Budd had seen us at a place called The Duplex after reading a review in the New York Times, and he invited us to come to the Improv immediately after that. Since David and I sang comedy songs, we were in a really good position because he could put us in between the comedians and keep the laughs coming but still have music. It was the best of both worlds and it guaranteed us a lot of prime-time action.
While sporadic, Richard Pryor’s appearances continued into the 1970s as his star rose and more comedians came in. At the time, The Tonight Show and The Ed Sullivan Show were the two most important vehicles for launching comics. Both originated from New York, and by extension, the number of both new and established performers we had showing up to try and get seen by the people who booked these shows also increased nightly, forcing the singers to share the stage—and sometimes breeding resentments.
To say that it was a near-constant power struggle in which attempts to upstage one another weren’t uncommon is putting it mildly. In fact, one of the earliest and most notorious incidents involved Richard Pryor himself.
LIZ TORRES:
Perhaps hate is a strong word, but let’s just say there was no love lost between the comedians and singers, especially after the comics started to dominate. There was this one time that we had a female singer onstage when Richie was there. Right in the middle of her set as I was serving drinks, he waved me over and said, “Watch this.”
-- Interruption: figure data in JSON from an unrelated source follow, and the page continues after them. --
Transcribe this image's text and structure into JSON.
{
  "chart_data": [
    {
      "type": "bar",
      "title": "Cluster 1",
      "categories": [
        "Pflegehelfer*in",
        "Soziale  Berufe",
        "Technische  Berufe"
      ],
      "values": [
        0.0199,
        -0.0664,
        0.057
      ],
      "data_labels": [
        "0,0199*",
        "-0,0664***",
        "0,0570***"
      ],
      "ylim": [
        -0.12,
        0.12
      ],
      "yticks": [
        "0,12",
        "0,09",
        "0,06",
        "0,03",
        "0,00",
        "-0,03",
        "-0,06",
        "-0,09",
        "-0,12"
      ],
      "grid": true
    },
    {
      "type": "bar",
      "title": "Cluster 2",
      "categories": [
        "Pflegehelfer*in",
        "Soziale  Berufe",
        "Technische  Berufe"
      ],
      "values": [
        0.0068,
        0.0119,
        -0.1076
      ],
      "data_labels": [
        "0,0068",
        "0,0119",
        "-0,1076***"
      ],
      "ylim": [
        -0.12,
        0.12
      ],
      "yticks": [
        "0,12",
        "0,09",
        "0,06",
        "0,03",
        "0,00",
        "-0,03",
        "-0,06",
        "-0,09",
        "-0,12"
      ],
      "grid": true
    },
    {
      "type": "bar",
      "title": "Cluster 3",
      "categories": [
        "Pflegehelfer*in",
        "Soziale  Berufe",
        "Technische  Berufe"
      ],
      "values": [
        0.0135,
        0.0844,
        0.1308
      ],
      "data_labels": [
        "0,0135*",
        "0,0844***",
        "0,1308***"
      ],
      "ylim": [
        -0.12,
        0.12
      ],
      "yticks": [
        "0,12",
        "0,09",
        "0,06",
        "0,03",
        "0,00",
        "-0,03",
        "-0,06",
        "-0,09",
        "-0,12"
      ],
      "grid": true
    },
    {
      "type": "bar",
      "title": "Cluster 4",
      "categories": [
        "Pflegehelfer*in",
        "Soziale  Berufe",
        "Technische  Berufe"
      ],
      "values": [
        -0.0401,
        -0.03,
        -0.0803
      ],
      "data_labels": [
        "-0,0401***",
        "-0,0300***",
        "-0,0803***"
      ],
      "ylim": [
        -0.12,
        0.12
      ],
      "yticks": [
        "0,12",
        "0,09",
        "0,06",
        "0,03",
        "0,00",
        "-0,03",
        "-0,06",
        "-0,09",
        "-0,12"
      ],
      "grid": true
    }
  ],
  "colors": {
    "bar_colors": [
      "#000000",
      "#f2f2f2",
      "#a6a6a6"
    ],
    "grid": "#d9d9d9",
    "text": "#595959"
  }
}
I said, “Okay.” Well, right about then he went into the men’s room, which was right behind me, and I returned to the table I was serving. When Richard came back out about five minutes later, he was completely nude—although not totally naked because he still had his tie and shoes on. But other than that, you could see the whole enchilada. Anyway, he walked past me and up onto the stage—where he then proceeded to stand right in front of her for about a minute before going back into the men’s room, getting dressed, and returning to the bar to finish his drink. Now here’s the amazing part: As Richard was parading around in front of her, the singer continued her song as if nothing happened. She didn’t blink.
SILVER SAUNDORS FRIEDMAN:
The streaking incident with Pryor happened a year after we’d been open. At that point, he was
still doing a lot of clean material so this was before he really became Richard Pryor. We were having a party to celebrate our first anniversary, and the name of the singer that night was Betty Rhodes. Richard was also on the roster and around one in the morning, he decided to go parading around the club in his birthday suit. He made a loop around the entire room, which wasn’t that big then, and made his way towards the stage. Although I tried not to stare, I couldn’t help myself and after looking at his exposed genitalia, I turned towards Budd. I said, “There goes another myth.”
JOHN MEYER:
Actually, Betty Rhodes, who was my girlfriend at the time, originated that line and Silver appropriated it, unless they said it at the same time. What happened was, we were there that night and Betty was singing, with me accompanying her on the piano. Her big number back then was “I Happen to Like New York” by Cole Porter. I know that it was a great night because we were celebrating the club’s first anniversary and everyone was in a wonderful mood.
Anyway, Betty was in the middle of her act about halfway through, and Richard Pryor was sitting at the bar, when all of the sudden he took his clothes off and began streaking diagonally across the floor. I don’t know what he thought he was accomplishing except to draw attention to himself, which he did. So Betty just said, “Well, he just made a liar out of a legend,” and then she went right back to her song.